In 2011, the term “Industry 4.0” was used for the first time to describe the beginning of the fourth industrial revolution, referring to manufacturing processes powered by interconnected cyber systems. Fast forward to 2018, and we are well into this fourth revolution and so-called “smart manufacturing” is on the rise.

While many sites manage their critical information with electronic systems (e.g., manufacturing executing systems, laboratory information management systems or warehouse management systems), not all can be characterized as smart manufacturing. That standing can only be earned when a factory uses artificial intelligence (AI), machine learning (ML) and deep learning (DL) to make decisions using reliable knowledge based on generated data. Those factories that already manage significant parts of regulated tasks with electronic data and IT systems are ready to transition into smart manufacturing.
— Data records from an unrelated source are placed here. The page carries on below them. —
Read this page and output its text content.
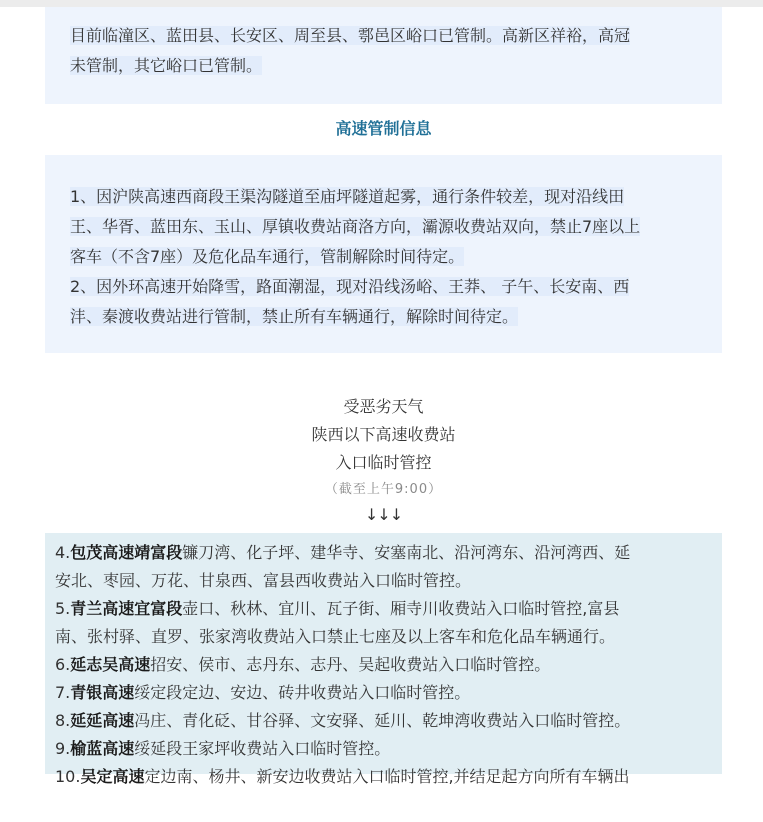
目前临潼区、蓝田县、长安区、周至县、鄠邑区峪口已管制。高新区祥裕，高冠
未管制，其它峪口已管制。

高速管制信息

1、因沪陕高速西商段王渠沟隧道至庙坪隧道起雾，通行条件较差，现对沿线田
王、华胥、蓝田东、玉山、厚镇收费站商洛方向，灞源收费站双向，禁止7座以上
客车（不含7座）及危化品车通行，管制解除时间待定。
2、因外环高速开始降雪，路面潮湿，现对沿线汤峪、王莽、 子午、长安南、西
沣、秦渡收费站进行管制，禁止所有车辆通行，解除时间待定。

受恶劣天气

陕西以下高速收费站

入口临时管控

（截至上午9:00）

↓↓↓

4.包茂高速靖富段镰刀湾、化子坪、建华寺、安塞南北、沿河湾东、沿河湾西、延

安北、枣园、万花、甘泉西、富县西收费站入口临时管控。

5.青兰高速宜富段壶口、秋林、宜川、瓦子街、厢寺川收费站入口临时管控,富县

南、张村驿、直罗、张家湾收费站入口禁止七座及以上客车和危化品车辆通行。

6.延志吴高速招安、侯市、志丹东、志丹、吴起收费站入口临时管控。

7.青银高速绥定段定边、安边、砖井收费站入口临时管控。

8.延延高速冯庄、青化砭、甘谷驿、文安驿、延川、乾坤湾收费站入口临时管控。

9.榆蓝高速绥延段王家坪收费站入口临时管控。

10.吴定高速定边南、杨井、新安边收费站入口临时管控,并结足起方向所有车辆出
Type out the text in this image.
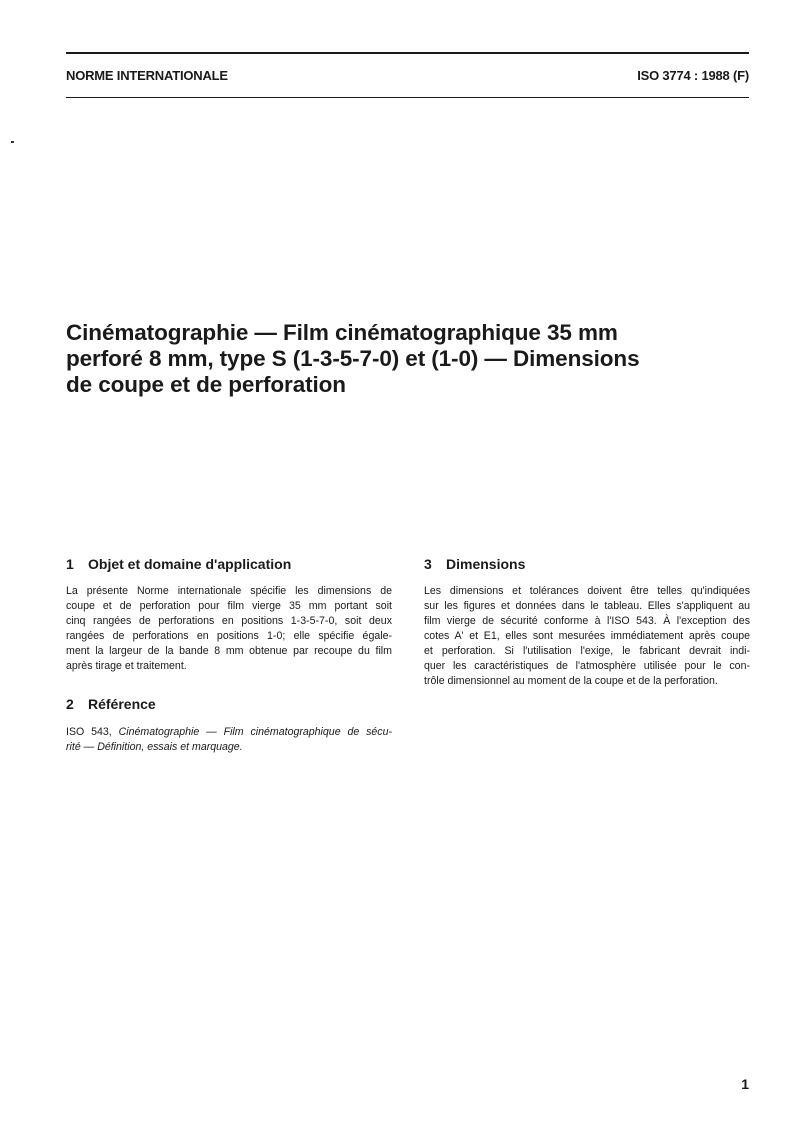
NORME INTERNATIONALE	ISO 3774 : 1988 (F)
Cinématographie — Film cinématographique 35 mm
perforé 8 mm, type S (1-3-5-7-0) et (1-0) — Dimensions
de coupe et de perforation
1 Objet et domaine d'application
La présente Norme internationale spécifie les dimensions de
coupe et de perforation pour film vierge 35 mm portant soit
cinq rangées de perforations en positions 1-3-5-7-0, soit deux
rangées de perforations en positions 1-0; elle spécifie égale-
ment la largeur de la bande 8 mm obtenue par recoupe du film
après tirage et traitement.
2 Référence
ISO 543, Cinématographie — Film cinématographique de sécu-
rité — Définition, essais et marquage.
3 Dimensions
Les dimensions et tolérances doivent être telles qu'indiquées
sur les figures et données dans le tableau. Elles s'appliquent au
film vierge de sécurité conforme à l'ISO 543. À l'exception des
cotes A' et E1, elles sont mesurées immédiatement après coupe
et perforation. Si l'utilisation l'exige, le fabricant devrait indi-
quer les caractéristiques de l'atmosphère utilisée pour le con-
trôle dimensionnel au moment de la coupe et de la perforation.
1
What is the difference between an electronic factory and a smart factory? The difference lies in the ability to apply existing siloed data into advanced algorithms and then transforming this information into knowledge.

Smart manufacturing requires two key components for implementation:

  • Physical elements designed under Industrial Internet of Things (IIoT) principles that acquire and process raw data on-site and export it via the internet
  • Cloud systems where information is transformed into knowledge by applying massive indexing and powered analytics

Discussions about smart manufacturing must take into account a fully connected layout, where each individual manufacturing component emits all the available information in real time. This same action is then repeated top-down across the different production levels. Physical elements, such as the IIoT or edge computing, require being combined with intangible objects like digital twins or cloud computing. But among all these components, the most revolutionary are those related to the predictive analytics and artificial intelligence. And managing the large quantity of data generation by a smart factory is no easy task when using traditional systems. This has led to reliance on big data systems, which requires significant resources to data and AI ecosystem, including specialized staff and expensive technology.
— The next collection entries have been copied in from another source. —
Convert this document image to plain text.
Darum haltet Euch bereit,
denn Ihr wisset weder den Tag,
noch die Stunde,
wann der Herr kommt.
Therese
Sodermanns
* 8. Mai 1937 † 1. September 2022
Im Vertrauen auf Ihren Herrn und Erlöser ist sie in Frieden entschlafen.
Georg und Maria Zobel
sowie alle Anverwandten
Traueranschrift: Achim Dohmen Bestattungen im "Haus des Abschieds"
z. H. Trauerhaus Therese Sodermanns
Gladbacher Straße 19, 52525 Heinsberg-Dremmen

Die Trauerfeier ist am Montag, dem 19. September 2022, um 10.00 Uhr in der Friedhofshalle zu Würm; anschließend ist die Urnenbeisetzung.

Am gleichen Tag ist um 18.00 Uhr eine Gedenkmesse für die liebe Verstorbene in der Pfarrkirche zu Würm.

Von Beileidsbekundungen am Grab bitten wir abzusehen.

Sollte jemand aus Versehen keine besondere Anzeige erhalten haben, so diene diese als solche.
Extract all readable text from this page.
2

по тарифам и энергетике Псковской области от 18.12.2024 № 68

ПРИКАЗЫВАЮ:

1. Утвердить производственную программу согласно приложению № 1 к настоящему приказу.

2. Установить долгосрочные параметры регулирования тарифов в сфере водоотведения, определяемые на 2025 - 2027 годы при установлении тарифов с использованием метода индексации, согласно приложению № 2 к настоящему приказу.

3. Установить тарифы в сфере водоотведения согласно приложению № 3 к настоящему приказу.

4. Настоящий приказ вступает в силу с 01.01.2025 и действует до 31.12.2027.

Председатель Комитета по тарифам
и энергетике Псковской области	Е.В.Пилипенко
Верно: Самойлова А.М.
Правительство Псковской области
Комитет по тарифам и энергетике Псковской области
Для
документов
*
The smart alternative is to delegate heavy data processing to already-existing cloud services. Using cloud technologies produces better, high-quality products through efficient processes that are not complex and do not require powerful computation centers.When cloud computing is used, previously hard-to-understand variables within the manufacturing process transform into calculable solutions that define the future state of the processes. Cloud computing encompasses pattern recognition, automatic outlier identification, anomaly detection, neural networks and clustering and classifier algorithms. Other common analytic tools are Golden Batch Fitting, root cause identification for CAPA, cleaning process optimization or continuous manufacturing support. The common denominators in all use cases, however, are complexity, large numbers of involved variables, a huge amount of data that must be managed, and regulated requirements.

Elephant in the Room: Regulators

Whether a company invests in big data architecture or relies on cloud computing, the rules of GxP still apply. Some regulatory agencies and pharmacopoeias have already started to address this area. For example, the European Pharmacopoeia has included two frequently used ML and DL algorithms as valid chemometric techniques for processing analytical datasets.
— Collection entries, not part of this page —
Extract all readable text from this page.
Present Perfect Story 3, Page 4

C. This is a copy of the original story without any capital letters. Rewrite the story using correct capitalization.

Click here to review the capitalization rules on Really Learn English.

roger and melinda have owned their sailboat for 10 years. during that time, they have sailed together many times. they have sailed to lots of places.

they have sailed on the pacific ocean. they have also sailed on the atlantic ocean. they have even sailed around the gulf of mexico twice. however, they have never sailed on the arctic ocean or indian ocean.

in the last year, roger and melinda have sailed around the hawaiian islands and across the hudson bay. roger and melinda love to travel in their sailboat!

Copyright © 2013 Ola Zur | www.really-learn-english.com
Additionally, when information is processed under a regulated framework, the data, metadata, and the operation to transform it into knowledge must obey data integrity rules. With this in mind, the UK MHRA published the “GxP Data Integrity Guidance and Definitions” this past March. These guidelines introduced cloud systems consumed as services as valid computerized systems to manage the regulated information under the principles and recommendations included in the document.

To be fully accepted in the contexts of biotechnology and pharmaceuticals, the IIoT devices, the ecosystem of infrastructure, platforms and required computing to perform analytics, must be qualified and validated using the same criteria that has been applied for years. The digital transformation also applies to the quality system that wraps the entire process. The new players involved in the big data and cloud computing must understand the regulatory requirements when they work on GxP environments. Factories are evolving toward a state where everything is monitored and measured. Yet the end goals remain efficient, accurate, secure and traceable data and product/process quality.

[Editor’s Note: A follow-up article from the author will address the impact of data integrity on big data.]